On that day, Ofgem, delivered news that rocked the UK’s energy market, causing worries that are still felt today.
It was on that very day that the energy regulator declared its decision to dramatically increase the energy price cap to a staggering £3,549 annually, effective from 1st October 2022.
This marked a staggering escalation from the previous cap of £1,971, leaving families to grapple with a sudden and unprecedented surge in their energy bills.
Since October 2022, there has been a government intervention through the energy bill support scheme, providing crucial assistance.
Nonetheless, this aid has now come to an end.
Ofgem’s impending announcement of the October 2023 price cap this Friday has left consumers on edge, wondering whether any substantial relief is on the horizon.
Cornwall Insight’s latest forecast suggests a modest drop to £1,871 for a dual fuel household based on typical energy consumption.
However, this figure still remains significantly higher than pre-crisis levels.
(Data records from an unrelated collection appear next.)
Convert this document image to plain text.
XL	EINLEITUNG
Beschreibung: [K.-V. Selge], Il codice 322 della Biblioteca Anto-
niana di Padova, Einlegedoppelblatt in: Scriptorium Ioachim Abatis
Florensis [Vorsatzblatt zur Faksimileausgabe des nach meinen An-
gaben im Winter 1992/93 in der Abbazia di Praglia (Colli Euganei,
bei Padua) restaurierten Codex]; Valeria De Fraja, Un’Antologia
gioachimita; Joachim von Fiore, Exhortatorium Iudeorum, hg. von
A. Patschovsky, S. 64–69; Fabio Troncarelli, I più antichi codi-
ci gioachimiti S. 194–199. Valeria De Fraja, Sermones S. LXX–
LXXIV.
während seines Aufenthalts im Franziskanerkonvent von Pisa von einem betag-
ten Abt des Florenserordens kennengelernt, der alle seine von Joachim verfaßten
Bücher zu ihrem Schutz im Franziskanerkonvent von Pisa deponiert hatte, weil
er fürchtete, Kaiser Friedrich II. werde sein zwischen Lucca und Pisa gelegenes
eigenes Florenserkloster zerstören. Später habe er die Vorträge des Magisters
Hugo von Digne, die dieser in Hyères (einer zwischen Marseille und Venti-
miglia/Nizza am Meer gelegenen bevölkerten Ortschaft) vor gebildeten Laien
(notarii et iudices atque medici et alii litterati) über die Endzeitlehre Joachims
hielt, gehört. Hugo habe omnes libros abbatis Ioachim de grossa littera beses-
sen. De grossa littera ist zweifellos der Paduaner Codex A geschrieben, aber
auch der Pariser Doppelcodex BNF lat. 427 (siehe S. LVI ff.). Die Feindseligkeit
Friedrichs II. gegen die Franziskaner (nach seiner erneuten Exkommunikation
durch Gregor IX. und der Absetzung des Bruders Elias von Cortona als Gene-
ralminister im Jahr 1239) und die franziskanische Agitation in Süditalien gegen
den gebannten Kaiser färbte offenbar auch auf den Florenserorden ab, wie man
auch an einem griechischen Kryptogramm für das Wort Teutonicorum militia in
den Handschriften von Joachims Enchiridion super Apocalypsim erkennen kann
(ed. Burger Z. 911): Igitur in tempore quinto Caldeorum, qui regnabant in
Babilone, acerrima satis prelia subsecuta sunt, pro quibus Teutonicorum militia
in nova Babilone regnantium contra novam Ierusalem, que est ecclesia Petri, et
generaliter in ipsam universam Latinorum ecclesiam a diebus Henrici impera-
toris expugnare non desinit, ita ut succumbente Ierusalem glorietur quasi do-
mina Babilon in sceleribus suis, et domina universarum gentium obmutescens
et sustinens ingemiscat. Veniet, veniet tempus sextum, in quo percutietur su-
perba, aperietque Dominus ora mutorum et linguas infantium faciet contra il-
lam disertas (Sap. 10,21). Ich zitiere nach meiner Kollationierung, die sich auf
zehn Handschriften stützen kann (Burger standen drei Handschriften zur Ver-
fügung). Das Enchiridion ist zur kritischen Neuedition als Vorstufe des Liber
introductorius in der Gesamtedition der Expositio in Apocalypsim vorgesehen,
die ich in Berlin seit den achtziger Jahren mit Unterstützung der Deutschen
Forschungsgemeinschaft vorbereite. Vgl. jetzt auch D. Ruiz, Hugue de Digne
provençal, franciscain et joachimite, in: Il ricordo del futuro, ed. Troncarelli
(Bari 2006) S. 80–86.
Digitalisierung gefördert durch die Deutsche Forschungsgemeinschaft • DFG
Back in January 2019, the price cap stood at a relatively modest £1,137. Just a few months later, in April 2019, the energy price cap experienced its first upward shift, landing at £1,254.
By October 2019, households found themselves facing a cap of £1,179. Amidst the challenges of 2020, the energy price cap showed only a marginal decrease, settling at £1,162 in April.
October 2020 brought a more significant change, with the energy price cap dropping to £1,042.
As the world continued to grapple with the pandemic’s effects, April 2021 marked another increase in energy prices – the cap reached £1,138.
By October 2021, the energy price cap had soared to £1,277 – a few months later, in April 2022, the energy price cap reached £1,971.